Robert estaba convencido de que el antagonismo entre los dos hermanos tenía su base en el hecho de que Jonathan había participado en la reciente guerra, mientras que Harald la había esquivado con habilidad. A Robert le hubiera gustado enrolarse con los «Jinetes Rurales de Teddy Roosevelt», pero su madre se había opuesto a ello histéricamente, y sus maestros le habían asegurado afanosamente que su profesión era más importante incluso que el patriotismo.
—El Partido Republicano —dijo Harald, encabezando el descenso por la oscura escalinata— es en mi opinión demasiado radical, demasiado expansionista. Ahora pinto una impresión sobre él. Prefiero el Demócrata, que es conservador y desprecia el imperialismo.
—Pero también te gusta William Jennings Bryan —dijo Jonathan.
—Un hombre de color, un artista en cada milímetro de su cuerpo.
A Robert no le interesaba míster Bryan. Al llegar al pie de la escalinata dijo en tono de disculpa:
—Todos nuestros amigos de Filadelfia son republicanos. A mí me parecen ciudadanos sobrios, Harald.
—Lo siento, muchacho. Están repletos de lo que ellos llaman entusiasmo dinámico, que no es otra cosa que explotación. Fíjese en lo que hicieron después de la Guerra Civil: imprudentemente lanzaron sobre la población a una horda de ex-esclavos. Radicales, vulgares, gente sin normas conservadoras, carentes del conocimiento del imperativo histórico.
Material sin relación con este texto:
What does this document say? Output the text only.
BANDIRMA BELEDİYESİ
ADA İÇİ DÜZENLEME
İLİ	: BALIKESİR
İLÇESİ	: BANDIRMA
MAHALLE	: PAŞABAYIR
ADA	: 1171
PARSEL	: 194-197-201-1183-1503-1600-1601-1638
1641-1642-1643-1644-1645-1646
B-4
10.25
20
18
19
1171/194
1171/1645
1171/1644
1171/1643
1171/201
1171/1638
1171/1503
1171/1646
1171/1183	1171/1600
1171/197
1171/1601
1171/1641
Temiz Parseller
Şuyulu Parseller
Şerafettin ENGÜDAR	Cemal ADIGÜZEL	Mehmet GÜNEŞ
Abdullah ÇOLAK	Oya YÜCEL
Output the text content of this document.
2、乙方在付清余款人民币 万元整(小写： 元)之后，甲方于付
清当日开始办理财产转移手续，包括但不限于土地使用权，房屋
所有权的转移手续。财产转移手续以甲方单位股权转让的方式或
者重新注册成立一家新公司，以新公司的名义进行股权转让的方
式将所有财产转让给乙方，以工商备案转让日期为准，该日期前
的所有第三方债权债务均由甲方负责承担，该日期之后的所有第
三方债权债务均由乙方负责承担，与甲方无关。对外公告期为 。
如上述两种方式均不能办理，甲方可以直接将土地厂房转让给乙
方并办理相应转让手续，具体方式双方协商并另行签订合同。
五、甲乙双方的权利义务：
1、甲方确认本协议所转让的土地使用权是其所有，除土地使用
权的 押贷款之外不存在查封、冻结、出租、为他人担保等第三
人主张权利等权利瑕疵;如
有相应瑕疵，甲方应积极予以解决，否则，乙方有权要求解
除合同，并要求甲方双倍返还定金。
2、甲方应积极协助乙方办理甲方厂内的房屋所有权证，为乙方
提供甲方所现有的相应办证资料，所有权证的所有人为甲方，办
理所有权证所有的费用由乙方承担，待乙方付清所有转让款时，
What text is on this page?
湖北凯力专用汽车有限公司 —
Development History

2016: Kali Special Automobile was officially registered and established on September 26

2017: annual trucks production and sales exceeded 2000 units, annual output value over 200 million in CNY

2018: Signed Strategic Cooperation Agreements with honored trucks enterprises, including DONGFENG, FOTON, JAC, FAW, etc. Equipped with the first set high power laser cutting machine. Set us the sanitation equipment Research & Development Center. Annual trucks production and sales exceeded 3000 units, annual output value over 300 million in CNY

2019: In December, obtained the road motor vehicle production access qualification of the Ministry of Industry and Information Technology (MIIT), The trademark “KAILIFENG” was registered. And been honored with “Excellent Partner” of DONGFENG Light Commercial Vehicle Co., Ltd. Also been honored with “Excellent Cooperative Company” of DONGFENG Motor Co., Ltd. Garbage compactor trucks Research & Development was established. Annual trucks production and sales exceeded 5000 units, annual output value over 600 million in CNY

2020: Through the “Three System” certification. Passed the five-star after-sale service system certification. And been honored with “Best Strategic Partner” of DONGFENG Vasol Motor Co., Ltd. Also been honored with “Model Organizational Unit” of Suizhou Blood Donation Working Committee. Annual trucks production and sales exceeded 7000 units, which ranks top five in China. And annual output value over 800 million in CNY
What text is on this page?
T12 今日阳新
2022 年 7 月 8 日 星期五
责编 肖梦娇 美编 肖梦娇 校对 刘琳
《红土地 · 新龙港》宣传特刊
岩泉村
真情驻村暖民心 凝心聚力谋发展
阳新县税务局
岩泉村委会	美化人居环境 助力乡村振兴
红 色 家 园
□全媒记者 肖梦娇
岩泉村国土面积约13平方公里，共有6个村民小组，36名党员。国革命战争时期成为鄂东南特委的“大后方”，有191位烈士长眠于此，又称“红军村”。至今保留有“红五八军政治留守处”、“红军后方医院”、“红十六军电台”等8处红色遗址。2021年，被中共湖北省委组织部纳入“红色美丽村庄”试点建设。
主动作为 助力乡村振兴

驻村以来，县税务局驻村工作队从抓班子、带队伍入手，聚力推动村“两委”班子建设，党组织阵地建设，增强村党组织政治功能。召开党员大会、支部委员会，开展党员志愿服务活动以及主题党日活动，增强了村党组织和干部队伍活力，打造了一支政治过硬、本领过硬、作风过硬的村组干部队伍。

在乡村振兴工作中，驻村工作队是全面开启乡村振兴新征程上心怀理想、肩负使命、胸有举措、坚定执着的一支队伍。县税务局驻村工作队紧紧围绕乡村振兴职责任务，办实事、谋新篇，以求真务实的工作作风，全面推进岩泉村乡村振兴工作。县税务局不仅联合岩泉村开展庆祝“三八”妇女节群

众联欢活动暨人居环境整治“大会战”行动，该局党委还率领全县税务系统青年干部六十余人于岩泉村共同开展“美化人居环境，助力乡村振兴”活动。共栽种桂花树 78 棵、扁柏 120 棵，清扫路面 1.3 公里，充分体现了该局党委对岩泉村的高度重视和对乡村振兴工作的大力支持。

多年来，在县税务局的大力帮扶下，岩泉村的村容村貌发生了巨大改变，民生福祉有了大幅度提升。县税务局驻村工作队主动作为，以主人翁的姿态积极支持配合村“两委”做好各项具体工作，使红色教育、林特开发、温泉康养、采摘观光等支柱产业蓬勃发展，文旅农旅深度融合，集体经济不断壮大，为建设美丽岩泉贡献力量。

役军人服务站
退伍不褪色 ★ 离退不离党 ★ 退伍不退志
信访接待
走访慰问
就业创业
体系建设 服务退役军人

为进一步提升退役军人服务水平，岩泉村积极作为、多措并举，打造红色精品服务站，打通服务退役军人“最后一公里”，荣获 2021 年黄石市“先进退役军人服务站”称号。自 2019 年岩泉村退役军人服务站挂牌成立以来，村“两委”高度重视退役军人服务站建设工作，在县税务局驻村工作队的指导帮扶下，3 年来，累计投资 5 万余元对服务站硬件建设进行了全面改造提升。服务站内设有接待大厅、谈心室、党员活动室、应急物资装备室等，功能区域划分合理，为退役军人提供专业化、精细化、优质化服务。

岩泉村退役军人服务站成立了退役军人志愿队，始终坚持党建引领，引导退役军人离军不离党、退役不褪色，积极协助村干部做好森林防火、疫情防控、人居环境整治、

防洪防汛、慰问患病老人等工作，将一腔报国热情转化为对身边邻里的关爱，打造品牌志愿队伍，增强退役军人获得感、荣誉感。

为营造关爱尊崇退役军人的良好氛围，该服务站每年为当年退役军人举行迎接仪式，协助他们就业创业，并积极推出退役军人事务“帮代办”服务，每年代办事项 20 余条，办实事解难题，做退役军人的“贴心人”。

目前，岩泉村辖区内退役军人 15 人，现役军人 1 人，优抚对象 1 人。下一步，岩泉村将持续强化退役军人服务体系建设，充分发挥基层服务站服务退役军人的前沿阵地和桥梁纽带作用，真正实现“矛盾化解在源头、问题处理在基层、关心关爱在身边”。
—No tiene la más remota idea de lo que dice —dijo Jonathan—. No sabe siquiera quién fue el primero que habló del «imperativo histórico». Fue Karl Marx en Das Kapital. Pero Marx, como Harald no parece saberlo, fue el peor de todos los conservadores, y odiaba verdaderamente a lo que él llamaba «las masas». ¡Gente de la ciudad! Como lo dijera Sócrates, los más malignos enemigos del pueblo nacen y se desarrollan en las ciudades. Es verdad. Mientras más se aleja uno de la tierra, más peligroso se vuelve.
—Tú eres granjero y tu opinión es parcial —dijo Harald en tono de comprensivo afecto.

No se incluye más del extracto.